Gayatri bangun dari tempat tidur, kemudian keluar dari kamar. Ia jumpai ibunya sedang berkemas-kemas di dapur. Ayahnya juga sibuk memasukkan barang-barang ke dalam mobil truk miliknya yang biasa digunakan untuk muat hasil panen dan mengirim batako. Wanita cantik itu keheranan dengan semua ini.
"Mak, kita mau pindah? Kemana?" tanyanya sambil mengambil handuk di jemuran dapur. Ibunya yang sedang memasukan perabot dapur ke sebuah karung, menyahut tanpa melihat Gayatri.

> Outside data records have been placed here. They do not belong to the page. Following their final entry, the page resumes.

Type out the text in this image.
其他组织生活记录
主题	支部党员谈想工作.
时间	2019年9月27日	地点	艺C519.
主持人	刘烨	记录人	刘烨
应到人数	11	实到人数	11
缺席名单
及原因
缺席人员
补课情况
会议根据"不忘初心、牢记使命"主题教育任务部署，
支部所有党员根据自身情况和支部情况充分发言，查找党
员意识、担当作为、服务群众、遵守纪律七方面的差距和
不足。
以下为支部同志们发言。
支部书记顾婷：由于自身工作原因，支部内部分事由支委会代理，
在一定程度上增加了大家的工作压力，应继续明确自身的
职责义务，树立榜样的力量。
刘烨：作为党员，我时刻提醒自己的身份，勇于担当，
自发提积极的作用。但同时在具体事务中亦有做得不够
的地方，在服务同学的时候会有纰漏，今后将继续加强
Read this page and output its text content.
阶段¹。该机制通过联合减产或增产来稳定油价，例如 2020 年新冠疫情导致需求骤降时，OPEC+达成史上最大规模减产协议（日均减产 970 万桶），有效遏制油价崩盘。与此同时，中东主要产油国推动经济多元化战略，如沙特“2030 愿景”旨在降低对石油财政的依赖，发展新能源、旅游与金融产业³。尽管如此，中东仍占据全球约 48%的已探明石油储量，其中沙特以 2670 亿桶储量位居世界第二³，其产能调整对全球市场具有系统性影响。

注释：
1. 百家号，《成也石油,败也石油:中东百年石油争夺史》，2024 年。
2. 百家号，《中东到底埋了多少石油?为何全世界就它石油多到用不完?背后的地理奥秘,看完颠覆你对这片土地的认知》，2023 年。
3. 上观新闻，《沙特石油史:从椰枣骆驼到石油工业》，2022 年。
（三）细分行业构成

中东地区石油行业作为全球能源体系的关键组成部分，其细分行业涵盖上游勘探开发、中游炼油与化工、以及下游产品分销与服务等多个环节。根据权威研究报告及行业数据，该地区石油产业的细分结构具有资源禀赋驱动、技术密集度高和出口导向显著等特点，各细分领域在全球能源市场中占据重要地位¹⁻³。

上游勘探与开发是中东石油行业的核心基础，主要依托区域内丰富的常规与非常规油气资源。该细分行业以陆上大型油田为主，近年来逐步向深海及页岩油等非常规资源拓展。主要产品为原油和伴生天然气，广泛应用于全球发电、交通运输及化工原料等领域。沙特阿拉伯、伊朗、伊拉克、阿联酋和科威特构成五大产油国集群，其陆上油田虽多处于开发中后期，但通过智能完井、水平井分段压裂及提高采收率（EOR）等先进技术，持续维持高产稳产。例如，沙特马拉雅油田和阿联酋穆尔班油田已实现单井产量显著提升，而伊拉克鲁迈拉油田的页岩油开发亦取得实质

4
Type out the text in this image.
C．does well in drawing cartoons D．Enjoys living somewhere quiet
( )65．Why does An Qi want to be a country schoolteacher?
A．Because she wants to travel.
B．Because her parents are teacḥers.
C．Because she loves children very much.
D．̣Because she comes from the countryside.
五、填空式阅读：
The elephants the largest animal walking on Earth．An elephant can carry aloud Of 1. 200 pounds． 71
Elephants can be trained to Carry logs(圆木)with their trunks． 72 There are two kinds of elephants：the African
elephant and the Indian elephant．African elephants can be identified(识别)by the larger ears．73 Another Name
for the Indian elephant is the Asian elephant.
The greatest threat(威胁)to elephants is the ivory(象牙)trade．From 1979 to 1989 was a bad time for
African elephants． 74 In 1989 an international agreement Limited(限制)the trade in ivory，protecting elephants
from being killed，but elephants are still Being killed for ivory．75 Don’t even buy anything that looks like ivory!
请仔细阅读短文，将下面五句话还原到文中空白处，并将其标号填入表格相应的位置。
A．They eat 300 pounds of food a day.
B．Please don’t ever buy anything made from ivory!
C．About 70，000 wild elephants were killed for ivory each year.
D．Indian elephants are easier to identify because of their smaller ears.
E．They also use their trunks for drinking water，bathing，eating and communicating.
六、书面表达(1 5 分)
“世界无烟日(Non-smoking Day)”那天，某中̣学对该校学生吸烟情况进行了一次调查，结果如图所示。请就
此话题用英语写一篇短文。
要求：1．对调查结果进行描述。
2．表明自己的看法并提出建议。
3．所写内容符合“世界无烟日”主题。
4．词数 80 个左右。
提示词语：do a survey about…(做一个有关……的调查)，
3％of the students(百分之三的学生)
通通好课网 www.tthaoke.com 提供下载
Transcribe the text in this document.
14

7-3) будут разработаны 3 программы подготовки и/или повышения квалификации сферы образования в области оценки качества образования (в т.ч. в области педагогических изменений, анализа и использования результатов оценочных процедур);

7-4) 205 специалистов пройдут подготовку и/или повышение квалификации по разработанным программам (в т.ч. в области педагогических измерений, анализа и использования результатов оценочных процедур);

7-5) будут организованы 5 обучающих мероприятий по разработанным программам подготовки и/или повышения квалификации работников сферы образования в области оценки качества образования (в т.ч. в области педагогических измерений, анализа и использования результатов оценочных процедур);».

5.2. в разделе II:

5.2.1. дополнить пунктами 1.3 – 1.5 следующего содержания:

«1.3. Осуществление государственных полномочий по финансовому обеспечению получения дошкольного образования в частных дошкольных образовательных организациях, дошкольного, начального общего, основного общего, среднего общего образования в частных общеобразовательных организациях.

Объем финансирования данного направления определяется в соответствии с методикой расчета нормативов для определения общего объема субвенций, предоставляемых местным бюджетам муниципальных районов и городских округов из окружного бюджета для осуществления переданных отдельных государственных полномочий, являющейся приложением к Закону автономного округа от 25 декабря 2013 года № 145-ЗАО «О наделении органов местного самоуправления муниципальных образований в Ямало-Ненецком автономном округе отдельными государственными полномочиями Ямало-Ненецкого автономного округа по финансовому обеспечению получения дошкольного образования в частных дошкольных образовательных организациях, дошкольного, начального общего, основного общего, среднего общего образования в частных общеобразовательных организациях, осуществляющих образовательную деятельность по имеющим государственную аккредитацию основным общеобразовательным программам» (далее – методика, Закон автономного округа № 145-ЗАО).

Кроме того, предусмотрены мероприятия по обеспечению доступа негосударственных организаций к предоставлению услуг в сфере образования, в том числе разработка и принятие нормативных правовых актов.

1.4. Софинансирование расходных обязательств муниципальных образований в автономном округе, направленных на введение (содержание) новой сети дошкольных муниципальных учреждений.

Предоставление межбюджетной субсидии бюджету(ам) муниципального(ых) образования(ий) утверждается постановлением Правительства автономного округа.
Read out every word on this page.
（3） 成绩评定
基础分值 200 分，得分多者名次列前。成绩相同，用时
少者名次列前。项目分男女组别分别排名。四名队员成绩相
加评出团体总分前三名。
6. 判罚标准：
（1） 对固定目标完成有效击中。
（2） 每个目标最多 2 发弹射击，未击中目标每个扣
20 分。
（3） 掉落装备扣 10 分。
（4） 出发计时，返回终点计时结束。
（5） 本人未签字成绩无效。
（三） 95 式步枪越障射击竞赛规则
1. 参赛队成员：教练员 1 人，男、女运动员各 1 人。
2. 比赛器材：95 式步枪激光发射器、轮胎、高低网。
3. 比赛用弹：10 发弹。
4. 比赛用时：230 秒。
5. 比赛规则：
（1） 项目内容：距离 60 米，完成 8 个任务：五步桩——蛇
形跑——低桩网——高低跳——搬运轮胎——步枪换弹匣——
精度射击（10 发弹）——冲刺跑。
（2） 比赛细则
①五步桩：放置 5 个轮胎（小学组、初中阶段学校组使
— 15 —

"Iya, kita akan pindah, Nak. Di kampung ini sudah tidak nyaman lagi. Pak Kades memfitnah keluarga kita terus. Hingga banyak warga yang membenci kita. Penghasilan Ayahmu jadi macet. Job Emak pun hilang. Mereka lebih baik melahirkan di Puskesmas yang jauh, daripada minta tolong dengan Emak." Wanita setengah tua itu menghela napas berat. Masih membereskan barang yang tersisa.
"Terus kita mau pindah kemana, Mak?"
"Kita akan pindah jauh dari kampung ini. Semoga di sana kita menemukan kehidupan baru lagi. Kau sehari semalam tak bangun-bangun dari tidur, Gayatri. Apa kau begadang di tempat pengajian itu?"
Ibunya menjelaskan tentang bagaimana Gayatri ketika malam itu. Dia sendiri pun bingung, mengapa tiba-tiba sudah ada di kamarnya. Motor pun terparkir manis di teras. Kapan dia pulang dan masuk rumah? Ingin bercerita tapi rasanya sungkan sekali. Ini bukan waktu yang tepat. Karena semua sibuk mengemasi barang-barang.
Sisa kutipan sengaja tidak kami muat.